Orientarme por el dulce canto de tus gemidos
explorar la geografía de tus fronteras y cruzar tus limites
izar la velas en el polígono de tu vientre encrestado
travesía guiada por el fulgor de tu mirada
faro que me permite llegar a la bahía de los sueños
en frecuencia cósmica modular al ritmo de la pasión
perdiéndome en la imprudencia de tus espasmos
para encontrarme en un mundo dimensional.
Tu ser y mi ser igual a nuestro ser al cuadrado;
brazos, piernas, manos y labios entonando
la antigua melodía de cromosomas en flor,
magnetismo de polos opuestos en perpetua atracción
remolinos de polvo estelar deshojando girasoles de amor,
la rosa de los vientos guiando el latir de corazones
navegante, pirata y naufrago de tu isla encendida
tus caderas señalando el rumbo hacia tu bitácora.

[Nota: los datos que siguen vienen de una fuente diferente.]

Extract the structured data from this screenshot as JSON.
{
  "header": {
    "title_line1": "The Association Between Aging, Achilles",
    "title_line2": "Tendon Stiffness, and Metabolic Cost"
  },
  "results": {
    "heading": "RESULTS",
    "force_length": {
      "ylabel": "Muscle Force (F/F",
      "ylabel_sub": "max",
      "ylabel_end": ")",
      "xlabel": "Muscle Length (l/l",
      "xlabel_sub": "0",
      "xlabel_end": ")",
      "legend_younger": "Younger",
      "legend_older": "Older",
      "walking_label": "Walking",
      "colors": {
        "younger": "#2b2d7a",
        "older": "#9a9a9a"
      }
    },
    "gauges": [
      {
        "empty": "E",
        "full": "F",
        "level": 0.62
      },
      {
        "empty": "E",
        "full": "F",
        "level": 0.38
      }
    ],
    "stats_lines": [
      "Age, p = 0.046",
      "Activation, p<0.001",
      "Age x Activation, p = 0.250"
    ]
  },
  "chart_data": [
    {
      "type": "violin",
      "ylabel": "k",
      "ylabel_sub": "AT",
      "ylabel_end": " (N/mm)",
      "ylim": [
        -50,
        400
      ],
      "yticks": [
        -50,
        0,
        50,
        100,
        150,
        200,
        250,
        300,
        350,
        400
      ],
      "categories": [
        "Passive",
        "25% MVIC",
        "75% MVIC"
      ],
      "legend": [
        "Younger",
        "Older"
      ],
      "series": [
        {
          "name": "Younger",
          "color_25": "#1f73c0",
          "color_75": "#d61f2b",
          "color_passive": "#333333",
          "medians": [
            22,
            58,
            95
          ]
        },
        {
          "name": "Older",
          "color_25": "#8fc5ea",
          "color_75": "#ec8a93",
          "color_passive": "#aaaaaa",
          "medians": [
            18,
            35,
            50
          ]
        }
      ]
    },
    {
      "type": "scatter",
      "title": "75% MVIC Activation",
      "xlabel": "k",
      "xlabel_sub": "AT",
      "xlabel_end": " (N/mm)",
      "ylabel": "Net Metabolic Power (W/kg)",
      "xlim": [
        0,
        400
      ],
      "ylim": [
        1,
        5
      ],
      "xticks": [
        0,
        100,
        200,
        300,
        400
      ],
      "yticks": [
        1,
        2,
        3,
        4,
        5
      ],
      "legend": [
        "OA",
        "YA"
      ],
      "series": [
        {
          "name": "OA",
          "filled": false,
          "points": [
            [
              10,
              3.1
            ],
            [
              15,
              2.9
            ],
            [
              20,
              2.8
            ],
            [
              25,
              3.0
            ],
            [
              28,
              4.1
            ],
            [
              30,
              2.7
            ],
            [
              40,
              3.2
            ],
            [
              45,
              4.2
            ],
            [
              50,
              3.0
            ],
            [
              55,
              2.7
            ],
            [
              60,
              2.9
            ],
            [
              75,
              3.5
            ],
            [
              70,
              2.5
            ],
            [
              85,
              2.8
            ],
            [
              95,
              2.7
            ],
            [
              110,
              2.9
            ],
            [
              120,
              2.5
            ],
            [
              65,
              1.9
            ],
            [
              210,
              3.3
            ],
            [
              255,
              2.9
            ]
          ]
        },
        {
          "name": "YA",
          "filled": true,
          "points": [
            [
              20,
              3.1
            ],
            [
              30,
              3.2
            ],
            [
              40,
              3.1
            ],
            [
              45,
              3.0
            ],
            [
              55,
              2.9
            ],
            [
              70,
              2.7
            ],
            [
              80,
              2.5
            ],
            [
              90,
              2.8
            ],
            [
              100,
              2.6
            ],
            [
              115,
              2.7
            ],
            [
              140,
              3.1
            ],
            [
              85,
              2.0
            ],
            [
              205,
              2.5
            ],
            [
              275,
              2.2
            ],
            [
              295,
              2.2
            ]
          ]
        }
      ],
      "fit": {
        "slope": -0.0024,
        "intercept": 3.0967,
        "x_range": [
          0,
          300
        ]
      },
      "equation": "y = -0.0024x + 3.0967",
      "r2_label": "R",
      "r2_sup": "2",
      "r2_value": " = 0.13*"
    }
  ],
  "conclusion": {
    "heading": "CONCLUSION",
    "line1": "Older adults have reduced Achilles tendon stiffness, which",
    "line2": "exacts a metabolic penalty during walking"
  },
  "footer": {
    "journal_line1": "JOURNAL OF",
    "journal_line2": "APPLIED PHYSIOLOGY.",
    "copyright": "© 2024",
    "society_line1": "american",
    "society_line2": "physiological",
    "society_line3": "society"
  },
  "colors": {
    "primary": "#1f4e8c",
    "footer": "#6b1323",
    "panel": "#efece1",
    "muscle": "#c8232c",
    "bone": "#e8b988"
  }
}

Timonel del deseo y corredor de barquilla
giroscopio y ampolleta indican que el éxtasis se aproxima
cruz geométrica midiendo la temperatura del alma
astrolabio atado a tu cintura en movimiento
cuadrante de plomada apuntando al monte de Venus
girando tres grados al rededor de tu radio horizontal
cronómetro nocturno que no detiene el tiempo
y culmina con el derrame en la latitud central de tu ser.